Lethal as smoking a pack a day

Yikes. Nicholas Kristof, writing in the New York Times kicks the guts with some staggering stats.

1 in 5 adults are lonely

1 in 2 are unmarried

1 in 3 marriages are strained

1 in 4 live alone

Dr. Vivek Muthy, US Surgeon General under Obama, tells Nicholas that he, “saw families sometimes drop elderly family members off at a hospital for Thanksgiving or another long weekend in what sounds to me rather like the practice of a family leaving a dog at a kennel when they’re going away. At the hospital, doctors are sometimes the only ones to witness a patient’s death, with no loved ones around.” Sweet Jesus.

Loneliness kills more than obesity. Obesity kills a half a million people a year. Loneliness is a plague. Loneliness causes heart disease. Loneliness causes dementia. Loneliness causes death.

When you read this, it shocks. But, when you think about it, it’s obvious. We are a tribe. From the off, being detached from the tribe was never good. When we want to really hurt someone, we sent them to Coventry. One of the worst punishments that we have concocted is solitary confinement. Being lonely is hell. Of course, it fucking kills.

A few decades ago, I was visiting friends of mine who live in Harar, Ethiopia. One of them was getting married, and we had a week of festivities. They were a tight crew, but like me, they were young and hungry to get out in the world, to see what was going on. We spent the week drifting about Harar’s myriad of ancient, twisted alleyways, chatting to everyone, wandering the markets, chewing chat, and eating, always eating. Man, those meals. The table was a gigantic injera, a large sourdough flatbread, upon which would be dumped little mountains of beef, lamb, vegetables, lentils and potatoes. You eat with your hands. Tearing the injera and wrapping it around the stuff on top. It is always communal. People were always joining us, friends and strangers. Everything was shared. Coke was diluted and diluted again with water and shared. Everyone was included. This stretched to everything. Nobody was left out. There was a place for everyone — the young, the old, the supposedly mad.
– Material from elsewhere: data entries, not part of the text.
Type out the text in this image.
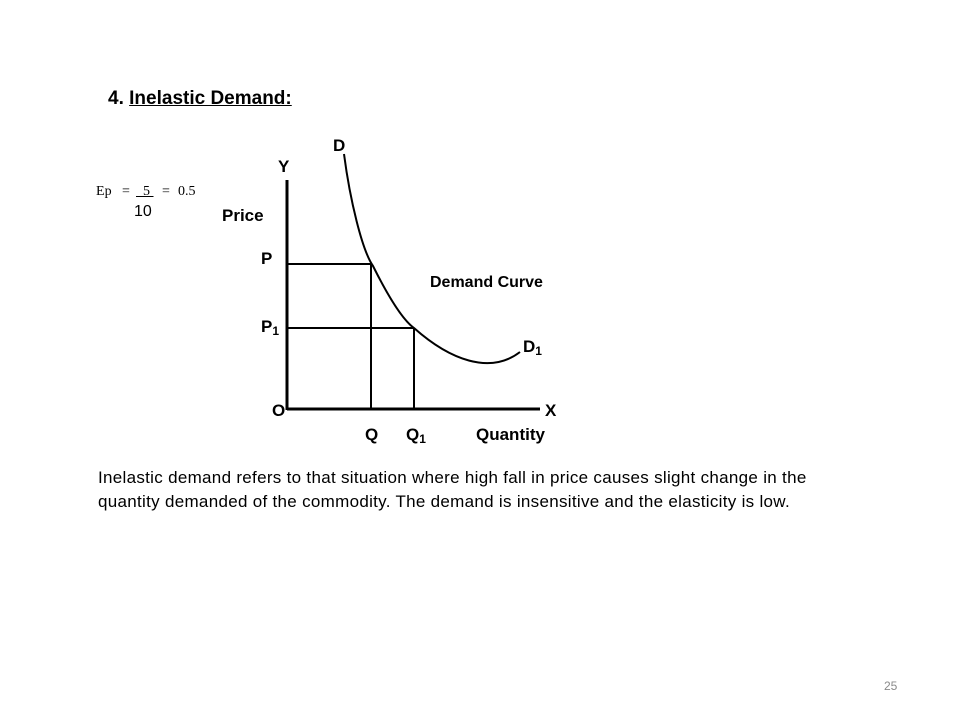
4. Inelastic Demand:
Ep = 5 = 0.5
10
D
Y
Price
P
Demand Curve
P1
D1
O	X
Q Q1	Quantity

Inelastic demand refers to that situation where high fall in price causes slight change in the quantity demanded of the commodity. The demand is insensitive and the elasticity is low.

25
Two of my friends wanted to move to London.

“Will you put us up? they asked.

“Of course,” I replied, “but you guys would hate it.”

Everyone exploded with laughter.

“Yeah man, we’d hate all that money and opportunity.”

“Yeah man, there’s all that stuff. But you know I don’t know any of my neighbors, I never speak to them, ever. I don’t know any of my cousins, most of them, I have never met.”

They thought I was having them on. I told them about Old Folks Homes, Lonely Hearts Clubs, depression, suicide. They laughed. You cannot conceive of some things, I guess, until you have lived them.

I know it is a one dimensional tale, but you take my point. We are boiled frogs. You know the concept, place a frog in boiling water, he will immediately leap out but place him in slowly boiling water and he will remain until he boils alive.

An excellent resource about the plague that is loneliness in our world now, is Johann Hari’s Lost Connections. In his excellent book, Johann uncovers the real causes of depression and the unexpected solutions, one of the prime causes is disconnection from other people. He tells the story of his parents moving to Edgware, London. His father was from a tiny village in the Swiss mountains, his mother was from working-class Scottish tenements where everyone heard every word you said. Edgware, the last tube stop on the Northern Line, was a suburban sprawl. His parents attempted to befriend people but people did not reciprocate, the line was drawn, life was meant to happen inside your house. The streets were empty, devoid of people.

In Nicolas’ piece, he tell us, “social isolation is more lethal than smoking 15 cigarettes a day, according to research published by Julianne Holt-Lunstad of Brigham Young University.”

So, it’s bad news. It’s always bad news when something is compared to the wretched old fags. But, there is a solution. We must rebuild collective structures. Johann writes about the research of Robert Putnam, a Harvard based professor, which focuses on huge decreases in the ways that people come together. His famous example is that of bowling. Bowling is one for he most popular leisure activities in the United States and people used to do it in organised leagues — remember the Coens’ The Big Lebowski — today people still bowl but do it alone.

In the 1970s, the average number of close friends an American had was 3, now it is none. And we are not falling back on our families. More and more, we eat alone, we watch TV alone, we go on vacation together less and less.

We must have a tribe. Whether it is a choir, a sports team, a book club, drinking buddies, BJJ sessions, a chess club, a walking group, whatever, we must have a tribe.